The ability for children to follow directions is crucial. From properly completing a classroom activity to knowing when and where to line up for recess, children must be able to understand and quickly follow spoken directions. This ability requires two different skill sets: strong auditory processing skills and an understanding of important positional terms such as “right” and “left.”
Each of these following directions worksheets includes verbal instructions for your child to follow. Additionally, each verbal instruction includes the important directional terms “right” and “left” and some verbal instructions include the positional phrase “in between.”
When first introducing your child to the following directions worksheets that ask him to identify which way a person, vehicle or animal is facing, consider writing a small letter L on the left side of the page and a small letter R on the right side of the page.
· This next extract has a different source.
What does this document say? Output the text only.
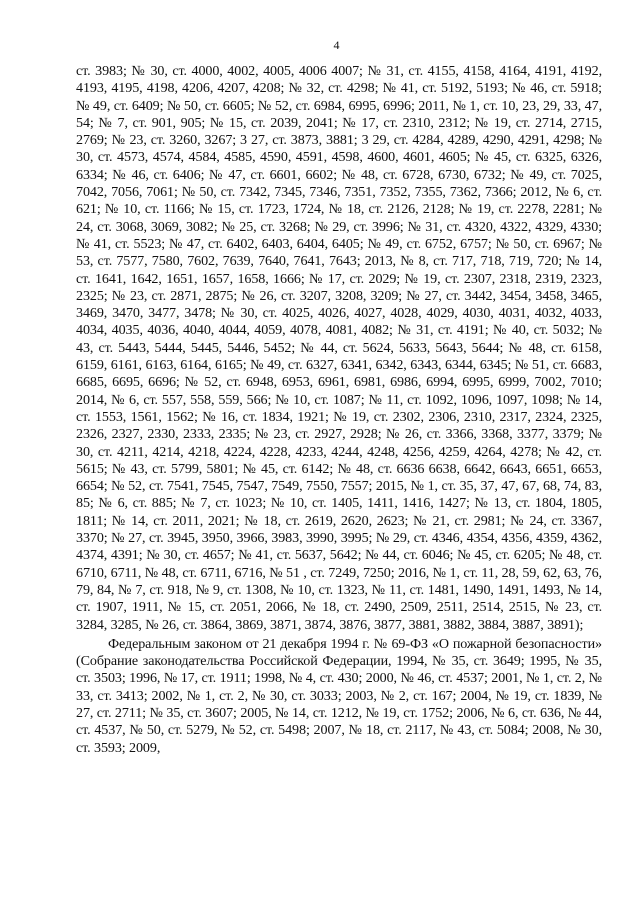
4

ст. 3983; № 30, ст. 4000, 4002, 4005, 4006 4007; № 31, ст. 4155, 4158, 4164, 4191, 4192, 4193, 4195, 4198, 4206, 4207, 4208; № 32, ст. 4298; № 41, ст. 5192, 5193; № 46, ст. 5918; № 49, ст. 6409; № 50, ст. 6605; № 52, ст. 6984, 6995, 6996; 2011, № 1, ст. 10, 23, 29, 33, 47, 54; № 7, ст. 901, 905; № 15, ст. 2039, 2041; № 17, ст. 2310, 2312; № 19, ст. 2714, 2715, 2769; № 23, ст. 3260, 3267; 3 27, ст. 3873, 3881; 3 29, ст. 4284, 4289, 4290, 4291, 4298; № 30, ст. 4573, 4574, 4584, 4585, 4590, 4591, 4598, 4600, 4601, 4605; № 45, ст. 6325, 6326, 6334; № 46, ст. 6406; № 47, ст. 6601, 6602; № 48, ст. 6728, 6730, 6732; № 49, ст. 7025, 7042, 7056, 7061; № 50, ст. 7342, 7345, 7346, 7351, 7352, 7355, 7362, 7366; 2012, № 6, ст. 621; № 10, ст. 1166; № 15, ст. 1723, 1724, № 18, ст. 2126, 2128; № 19, ст. 2278, 2281; № 24, ст. 3068, 3069, 3082; № 25, ст. 3268; № 29, ст. 3996; № 31, ст. 4320, 4322, 4329, 4330; № 41, ст. 5523; № 47, ст. 6402, 6403, 6404, 6405; № 49, ст. 6752, 6757; № 50, ст. 6967; № 53, ст. 7577, 7580, 7602, 7639, 7640, 7641, 7643; 2013, № 8, ст. 717, 718, 719, 720; № 14, ст. 1641, 1642, 1651, 1657, 1658, 1666; № 17, ст. 2029; № 19, ст. 2307, 2318, 2319, 2323, 2325; № 23, ст. 2871, 2875; № 26, ст. 3207, 3208, 3209; № 27, ст. 3442, 3454, 3458, 3465, 3469, 3470, 3477, 3478; № 30, ст. 4025, 4026, 4027, 4028, 4029, 4030, 4031, 4032, 4033, 4034, 4035, 4036, 4040, 4044, 4059, 4078, 4081, 4082; № 31, ст. 4191; № 40, ст. 5032; № 43, ст. 5443, 5444, 5445, 5446, 5452; № 44, ст. 5624, 5633, 5643, 5644; № 48, ст. 6158, 6159, 6161, 6163, 6164, 6165; № 49, ст. 6327, 6341, 6342, 6343, 6344, 6345; № 51, ст. 6683, 6685, 6695, 6696; № 52, ст. 6948, 6953, 6961, 6981, 6986, 6994, 6995, 6999, 7002, 7010; 2014, № 6, ст. 557, 558, 559, 566; № 10, ст. 1087; № 11, ст. 1092, 1096, 1097, 1098; № 14, ст. 1553, 1561, 1562; № 16, ст. 1834, 1921; № 19, ст. 2302, 2306, 2310, 2317, 2324, 2325, 2326, 2327, 2330, 2333, 2335; № 23, ст. 2927, 2928; № 26, ст. 3366, 3368, 3377, 3379; № 30, ст. 4211, 4214, 4218, 4224, 4228, 4233, 4244, 4248, 4256, 4259, 4264, 4278; № 42, ст. 5615; № 43, ст. 5799, 5801; № 45, ст. 6142; № 48, ст. 6636 6638, 6642, 6643, 6651, 6653, 6654; № 52, ст. 7541, 7545, 7547, 7549, 7550, 7557; 2015, № 1, ст. 35, 37, 47, 67, 68, 74, 83, 85; № 6, ст. 885; № 7, ст. 1023; № 10, ст. 1405, 1411, 1416, 1427; № 13, ст. 1804, 1805, 1811; № 14, ст. 2011, 2021; № 18, ст. 2619, 2620, 2623; № 21, ст. 2981; № 24, ст. 3367, 3370; № 27, ст. 3945, 3950, 3966, 3983, 3990, 3995; № 29, ст. 4346, 4354, 4356, 4359, 4362, 4374, 4391; № 30, ст. 4657; № 41, ст. 5637, 5642; № 44, ст. 6046; № 45, ст. 6205; № 48, ст. 6710, 6711, № 48, ст. 6711, 6716, № 51 , ст. 7249, 7250; 2016, № 1, ст. 11, 28, 59, 62, 63, 76, 79, 84, № 7, ст. 918, № 9, ст. 1308, № 10, ст. 1323, № 11, ст. 1481, 1490, 1491, 1493, № 14, ст. 1907, 1911, № 15, ст. 2051, 2066, № 18, ст. 2490, 2509, 2511, 2514, 2515, № 23, ст. 3284, 3285, № 26, ст. 3864, 3869, 3871, 3874, 3876, 3877, 3881, 3882, 3884, 3887, 3891);

Федеральным законом от 21 декабря 1994 г. № 69-ФЗ «О пожарной безопасности» (Собрание законодательства Российской Федерации, 1994, № 35, ст. 3649; 1995, № 35, ст. 3503; 1996, № 17, ст. 1911; 1998, № 4, ст. 430; 2000, № 46, ст. 4537; 2001, № 1, ст. 2, № 33, ст. 3413; 2002, № 1, ст. 2, № 30, ст. 3033; 2003, № 2, ст. 167; 2004, № 19, ст. 1839, № 27, ст. 2711; № 35, ст. 3607; 2005, № 14, ст. 1212, № 19, ст. 1752; 2006, № 6, ст. 636, № 44, ст. 4537, № 50, ст. 5279, № 52, ст. 5498; 2007, № 18, ст. 2117, № 43, ст. 5084; 2008, № 30, ст. 3593; 2009,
These letters can serve as clues to your child as he considers the position of each item and circles all of the items facing in the designated direction. Once your child is comfortable with these worksheets, you can have him complete them again by printing out a second set - and this time do not write the letters L and R as clues.
As your child completes these worksheets, draw his attention to the fact that his body has a right side and a left side. Periodically ask him to wave his left hand or touch his right ear, for example, to underscore this idea. Playing Simon Says with directions that include a specific side of the body can make this learning more fun.
Another easy way to help your child get comfortable with the terms “right” and “left” is to narrate as you ride together in the car. Tell your child as each turn approaches. Then, you can either point in the direction you will be turning and have your child call out “turning right” (or “turning left”) or you can tell your child which direction you will be turning and then ask him to point the corresponding way. You can play the same game while driving on the highway, narrating lane changes.